Haïti a également besoin d’une Constitution qui favorise le développement économique, la croissance et la création d’emplois, en particulier pour les jeunes Haïtiens qui partent dans toutes les directions du monde à la recherche d’un mieux-être.

Il est désolant de constater que notre pays produit plus de politiciens que d’ingénieurs, de mathématiciens, de physiciens, de chimistes, de financiers, d’économistes, de médecins, bref, de scientifiques. Nous n’avons pas besoin d’autant de juristes, surtout lorsque certains d’entre eux contribuent à entretenir le chaos et la confusion. Le droit, à lui seul, n’a pas de réponse à tous les problèmes d’Haïti.

Le moment venu, s’il faut engager un véritable changement constitutionnel, il faudra donc associer à cette réflexion non seulement des juristes, mais aussi des philosophes, des sociologues, des politologues, des économistes, des anthropologues, des historiens et des hommes de lettres. Car la Constitution n’est pas seulement une affaire de technique juridique ; elle engage une vision de la société, de l’État et de l’avenir collectif. Elle appelle, par conséquent, à un débat démocratique large, ouvert et sans exclusivisme.
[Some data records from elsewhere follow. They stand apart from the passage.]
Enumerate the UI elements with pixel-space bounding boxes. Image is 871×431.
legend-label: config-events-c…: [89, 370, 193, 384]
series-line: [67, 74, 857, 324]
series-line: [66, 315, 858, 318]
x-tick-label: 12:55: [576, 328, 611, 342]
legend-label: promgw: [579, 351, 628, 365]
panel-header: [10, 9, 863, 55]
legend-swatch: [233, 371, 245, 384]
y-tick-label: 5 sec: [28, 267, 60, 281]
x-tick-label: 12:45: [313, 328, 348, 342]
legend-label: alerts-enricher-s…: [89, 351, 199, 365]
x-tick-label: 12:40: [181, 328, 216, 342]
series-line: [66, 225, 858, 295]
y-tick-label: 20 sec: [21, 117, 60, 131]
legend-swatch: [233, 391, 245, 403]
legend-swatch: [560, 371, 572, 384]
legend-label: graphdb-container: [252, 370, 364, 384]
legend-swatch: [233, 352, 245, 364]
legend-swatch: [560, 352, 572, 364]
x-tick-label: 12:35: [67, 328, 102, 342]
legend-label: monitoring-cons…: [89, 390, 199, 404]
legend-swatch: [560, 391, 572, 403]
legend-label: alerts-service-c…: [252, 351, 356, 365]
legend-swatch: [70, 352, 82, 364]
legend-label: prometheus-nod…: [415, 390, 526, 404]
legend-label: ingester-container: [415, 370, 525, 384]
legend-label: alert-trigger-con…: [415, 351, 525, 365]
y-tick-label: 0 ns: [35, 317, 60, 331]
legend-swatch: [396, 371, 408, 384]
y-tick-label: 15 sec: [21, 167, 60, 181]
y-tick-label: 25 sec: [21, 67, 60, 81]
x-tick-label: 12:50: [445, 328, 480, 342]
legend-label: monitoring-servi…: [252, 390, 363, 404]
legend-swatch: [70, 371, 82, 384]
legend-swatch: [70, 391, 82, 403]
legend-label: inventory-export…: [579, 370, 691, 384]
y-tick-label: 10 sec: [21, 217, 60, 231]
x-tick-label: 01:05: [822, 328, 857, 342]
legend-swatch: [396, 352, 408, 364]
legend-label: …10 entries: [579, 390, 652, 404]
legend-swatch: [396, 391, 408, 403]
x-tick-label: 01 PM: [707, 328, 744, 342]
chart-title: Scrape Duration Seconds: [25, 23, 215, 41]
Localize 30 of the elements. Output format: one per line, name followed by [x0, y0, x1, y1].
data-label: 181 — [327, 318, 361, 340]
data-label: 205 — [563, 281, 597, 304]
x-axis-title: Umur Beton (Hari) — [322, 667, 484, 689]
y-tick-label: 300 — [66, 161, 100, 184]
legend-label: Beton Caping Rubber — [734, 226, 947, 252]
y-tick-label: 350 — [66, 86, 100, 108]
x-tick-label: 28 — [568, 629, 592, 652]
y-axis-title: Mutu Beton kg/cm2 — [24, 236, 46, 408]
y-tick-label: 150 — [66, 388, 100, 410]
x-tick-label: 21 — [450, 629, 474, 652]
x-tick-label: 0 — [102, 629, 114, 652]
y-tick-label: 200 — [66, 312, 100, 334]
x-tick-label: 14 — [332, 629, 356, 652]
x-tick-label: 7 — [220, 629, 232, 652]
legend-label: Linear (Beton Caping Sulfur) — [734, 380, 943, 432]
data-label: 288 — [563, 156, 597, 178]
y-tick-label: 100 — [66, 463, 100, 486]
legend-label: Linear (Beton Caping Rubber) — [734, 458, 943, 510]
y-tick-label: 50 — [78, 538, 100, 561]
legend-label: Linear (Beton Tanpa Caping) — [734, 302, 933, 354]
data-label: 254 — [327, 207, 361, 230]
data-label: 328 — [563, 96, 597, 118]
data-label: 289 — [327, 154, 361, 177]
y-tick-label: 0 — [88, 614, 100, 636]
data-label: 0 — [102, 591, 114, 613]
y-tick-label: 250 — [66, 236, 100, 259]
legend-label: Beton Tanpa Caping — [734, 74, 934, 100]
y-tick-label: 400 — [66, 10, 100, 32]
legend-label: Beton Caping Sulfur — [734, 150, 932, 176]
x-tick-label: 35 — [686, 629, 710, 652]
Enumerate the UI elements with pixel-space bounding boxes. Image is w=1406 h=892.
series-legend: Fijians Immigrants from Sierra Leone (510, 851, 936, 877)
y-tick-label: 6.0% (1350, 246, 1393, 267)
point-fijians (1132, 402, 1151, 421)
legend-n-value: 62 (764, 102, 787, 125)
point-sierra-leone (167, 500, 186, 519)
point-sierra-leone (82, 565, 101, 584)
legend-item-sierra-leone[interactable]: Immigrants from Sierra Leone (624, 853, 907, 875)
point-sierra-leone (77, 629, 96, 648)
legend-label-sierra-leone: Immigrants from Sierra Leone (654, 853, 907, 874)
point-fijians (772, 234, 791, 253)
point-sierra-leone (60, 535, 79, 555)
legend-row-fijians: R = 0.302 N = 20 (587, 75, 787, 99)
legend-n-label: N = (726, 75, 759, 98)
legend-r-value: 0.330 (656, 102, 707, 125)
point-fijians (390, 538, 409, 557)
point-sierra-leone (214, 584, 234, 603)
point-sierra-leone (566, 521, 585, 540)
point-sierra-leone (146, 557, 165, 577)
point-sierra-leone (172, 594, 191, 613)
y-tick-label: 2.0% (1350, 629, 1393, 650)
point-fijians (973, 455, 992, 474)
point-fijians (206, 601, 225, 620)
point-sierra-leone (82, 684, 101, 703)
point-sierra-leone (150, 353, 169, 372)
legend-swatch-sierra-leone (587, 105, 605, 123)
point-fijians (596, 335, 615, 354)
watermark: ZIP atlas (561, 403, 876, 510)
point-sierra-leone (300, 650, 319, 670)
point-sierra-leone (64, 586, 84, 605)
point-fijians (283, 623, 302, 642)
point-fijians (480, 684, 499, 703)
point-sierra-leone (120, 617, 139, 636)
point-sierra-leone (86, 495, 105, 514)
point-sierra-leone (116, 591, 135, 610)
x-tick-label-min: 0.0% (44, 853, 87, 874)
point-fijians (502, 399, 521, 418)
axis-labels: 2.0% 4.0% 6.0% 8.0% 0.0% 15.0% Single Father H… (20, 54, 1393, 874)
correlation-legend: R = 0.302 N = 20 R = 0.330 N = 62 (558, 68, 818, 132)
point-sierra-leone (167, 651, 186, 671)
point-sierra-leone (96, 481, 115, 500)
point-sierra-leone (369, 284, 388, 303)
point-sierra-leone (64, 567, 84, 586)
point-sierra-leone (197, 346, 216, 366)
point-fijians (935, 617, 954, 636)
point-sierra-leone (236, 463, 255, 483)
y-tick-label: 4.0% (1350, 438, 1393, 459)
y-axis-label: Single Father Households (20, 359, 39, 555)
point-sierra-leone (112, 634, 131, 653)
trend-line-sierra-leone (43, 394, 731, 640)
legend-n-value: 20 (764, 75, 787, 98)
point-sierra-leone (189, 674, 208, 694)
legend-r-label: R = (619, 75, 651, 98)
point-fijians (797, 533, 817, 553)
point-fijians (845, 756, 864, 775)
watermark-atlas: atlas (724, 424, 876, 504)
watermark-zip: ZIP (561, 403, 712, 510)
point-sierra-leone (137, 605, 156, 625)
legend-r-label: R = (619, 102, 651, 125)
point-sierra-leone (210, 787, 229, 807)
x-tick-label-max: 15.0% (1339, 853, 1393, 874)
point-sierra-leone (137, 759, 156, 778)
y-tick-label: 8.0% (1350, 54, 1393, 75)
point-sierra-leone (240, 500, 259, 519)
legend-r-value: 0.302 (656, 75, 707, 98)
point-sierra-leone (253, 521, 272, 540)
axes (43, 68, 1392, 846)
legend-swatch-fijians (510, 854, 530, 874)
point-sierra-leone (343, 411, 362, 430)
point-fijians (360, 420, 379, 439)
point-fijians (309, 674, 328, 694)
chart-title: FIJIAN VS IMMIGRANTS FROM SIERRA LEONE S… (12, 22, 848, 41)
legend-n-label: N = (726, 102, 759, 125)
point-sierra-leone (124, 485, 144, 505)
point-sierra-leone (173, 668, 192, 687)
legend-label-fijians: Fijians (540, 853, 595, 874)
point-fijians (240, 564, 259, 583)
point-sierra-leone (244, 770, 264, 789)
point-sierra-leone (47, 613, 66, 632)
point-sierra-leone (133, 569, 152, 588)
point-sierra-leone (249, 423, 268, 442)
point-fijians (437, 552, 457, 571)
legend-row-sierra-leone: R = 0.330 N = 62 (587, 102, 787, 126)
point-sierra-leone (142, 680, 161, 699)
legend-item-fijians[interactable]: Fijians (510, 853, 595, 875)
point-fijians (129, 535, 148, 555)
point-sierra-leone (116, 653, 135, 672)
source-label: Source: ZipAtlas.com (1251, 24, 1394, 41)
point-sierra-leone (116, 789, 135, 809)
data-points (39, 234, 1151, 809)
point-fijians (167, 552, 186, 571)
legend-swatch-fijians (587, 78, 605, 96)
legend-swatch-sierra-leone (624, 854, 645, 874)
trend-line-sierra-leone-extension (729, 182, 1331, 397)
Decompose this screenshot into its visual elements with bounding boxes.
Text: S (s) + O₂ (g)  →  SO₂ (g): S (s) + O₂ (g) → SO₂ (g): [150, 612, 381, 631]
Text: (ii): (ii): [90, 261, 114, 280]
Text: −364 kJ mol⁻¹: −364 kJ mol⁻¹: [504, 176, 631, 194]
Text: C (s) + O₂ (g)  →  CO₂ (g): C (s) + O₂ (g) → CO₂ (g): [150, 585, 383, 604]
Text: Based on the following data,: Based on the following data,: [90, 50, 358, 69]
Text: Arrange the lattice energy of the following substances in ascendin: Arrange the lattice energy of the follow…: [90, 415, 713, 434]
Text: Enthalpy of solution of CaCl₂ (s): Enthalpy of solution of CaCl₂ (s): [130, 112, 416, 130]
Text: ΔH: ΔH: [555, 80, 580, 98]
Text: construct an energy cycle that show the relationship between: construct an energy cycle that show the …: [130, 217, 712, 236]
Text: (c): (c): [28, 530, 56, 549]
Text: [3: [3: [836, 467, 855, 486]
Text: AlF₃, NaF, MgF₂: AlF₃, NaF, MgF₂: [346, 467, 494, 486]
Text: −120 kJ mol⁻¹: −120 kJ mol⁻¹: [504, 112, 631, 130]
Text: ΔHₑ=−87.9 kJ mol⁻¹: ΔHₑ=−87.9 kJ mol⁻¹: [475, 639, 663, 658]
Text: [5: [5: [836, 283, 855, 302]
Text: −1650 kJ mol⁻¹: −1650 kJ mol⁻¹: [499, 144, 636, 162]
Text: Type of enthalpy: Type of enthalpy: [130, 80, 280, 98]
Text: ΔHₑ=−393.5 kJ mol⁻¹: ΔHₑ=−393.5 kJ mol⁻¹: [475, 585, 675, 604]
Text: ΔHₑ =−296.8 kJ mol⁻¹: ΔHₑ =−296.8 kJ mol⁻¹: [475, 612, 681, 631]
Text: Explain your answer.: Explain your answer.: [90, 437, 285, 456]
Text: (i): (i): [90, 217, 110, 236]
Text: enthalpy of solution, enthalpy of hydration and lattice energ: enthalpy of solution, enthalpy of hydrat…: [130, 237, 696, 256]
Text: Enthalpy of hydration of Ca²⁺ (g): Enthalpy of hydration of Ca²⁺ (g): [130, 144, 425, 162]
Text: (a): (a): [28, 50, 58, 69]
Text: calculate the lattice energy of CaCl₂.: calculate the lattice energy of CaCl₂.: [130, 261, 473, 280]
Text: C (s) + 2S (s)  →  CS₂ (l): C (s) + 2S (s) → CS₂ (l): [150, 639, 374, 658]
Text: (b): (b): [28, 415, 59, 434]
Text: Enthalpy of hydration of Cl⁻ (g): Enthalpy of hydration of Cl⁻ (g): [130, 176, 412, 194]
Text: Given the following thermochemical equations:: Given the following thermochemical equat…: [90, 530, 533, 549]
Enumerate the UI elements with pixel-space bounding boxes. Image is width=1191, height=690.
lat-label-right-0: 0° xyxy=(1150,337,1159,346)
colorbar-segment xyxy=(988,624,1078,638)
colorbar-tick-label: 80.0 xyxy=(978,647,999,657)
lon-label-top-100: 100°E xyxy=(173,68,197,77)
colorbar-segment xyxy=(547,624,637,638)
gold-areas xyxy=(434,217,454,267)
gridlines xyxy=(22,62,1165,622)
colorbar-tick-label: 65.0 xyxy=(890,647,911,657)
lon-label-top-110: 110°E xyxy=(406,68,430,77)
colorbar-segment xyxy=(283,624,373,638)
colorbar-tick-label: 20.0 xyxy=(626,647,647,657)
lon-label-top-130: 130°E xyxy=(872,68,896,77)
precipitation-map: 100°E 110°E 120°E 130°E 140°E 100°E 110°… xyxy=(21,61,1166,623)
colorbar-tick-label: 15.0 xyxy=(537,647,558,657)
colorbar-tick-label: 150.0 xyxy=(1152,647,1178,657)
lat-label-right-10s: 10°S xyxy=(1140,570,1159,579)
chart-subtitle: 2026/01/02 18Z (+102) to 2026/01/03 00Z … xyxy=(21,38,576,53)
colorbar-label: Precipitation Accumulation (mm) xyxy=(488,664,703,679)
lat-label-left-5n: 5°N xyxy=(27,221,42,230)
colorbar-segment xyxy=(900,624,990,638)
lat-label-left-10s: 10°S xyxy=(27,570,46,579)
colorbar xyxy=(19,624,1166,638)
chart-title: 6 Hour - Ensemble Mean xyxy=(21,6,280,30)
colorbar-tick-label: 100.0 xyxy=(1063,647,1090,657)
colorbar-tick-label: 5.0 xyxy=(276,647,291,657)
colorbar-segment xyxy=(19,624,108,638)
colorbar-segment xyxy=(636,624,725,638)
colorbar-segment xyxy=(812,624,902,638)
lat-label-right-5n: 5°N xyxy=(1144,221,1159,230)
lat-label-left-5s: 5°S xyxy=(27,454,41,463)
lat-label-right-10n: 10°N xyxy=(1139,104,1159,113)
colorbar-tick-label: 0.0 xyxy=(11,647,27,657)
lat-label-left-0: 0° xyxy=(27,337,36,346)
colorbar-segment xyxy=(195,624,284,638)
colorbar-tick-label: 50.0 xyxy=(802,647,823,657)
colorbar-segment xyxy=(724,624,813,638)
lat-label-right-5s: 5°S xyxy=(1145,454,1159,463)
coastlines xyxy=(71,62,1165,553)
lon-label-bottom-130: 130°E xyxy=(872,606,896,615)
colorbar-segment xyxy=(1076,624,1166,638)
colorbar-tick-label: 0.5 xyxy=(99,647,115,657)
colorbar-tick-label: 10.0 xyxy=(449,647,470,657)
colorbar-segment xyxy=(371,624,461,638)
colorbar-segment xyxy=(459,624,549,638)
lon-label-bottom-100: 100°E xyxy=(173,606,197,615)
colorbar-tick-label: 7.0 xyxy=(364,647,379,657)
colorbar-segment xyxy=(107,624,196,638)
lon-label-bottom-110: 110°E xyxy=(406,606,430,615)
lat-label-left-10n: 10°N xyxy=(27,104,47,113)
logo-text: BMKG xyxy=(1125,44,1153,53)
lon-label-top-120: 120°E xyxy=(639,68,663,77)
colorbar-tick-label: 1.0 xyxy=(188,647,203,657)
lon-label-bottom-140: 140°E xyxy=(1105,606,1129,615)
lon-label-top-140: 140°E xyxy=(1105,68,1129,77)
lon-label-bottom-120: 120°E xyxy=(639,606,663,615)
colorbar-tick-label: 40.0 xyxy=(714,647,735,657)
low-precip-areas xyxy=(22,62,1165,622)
Au fond, la meilleure Constitution pour Haïti ne sera ni la plus longue, ni la plus savante, ni même la plus ambitieuse sur le papier. Ce sera celle que les institutions pourront appliquer, que les dirigeants accepteront de respecter, et que le peuple reconnaîtra comme l’expression crédible de sa volonté. Sans cela, un nouveau texte ne serait qu’une promesse de plus dans un pays qui en a déjà trop entendu.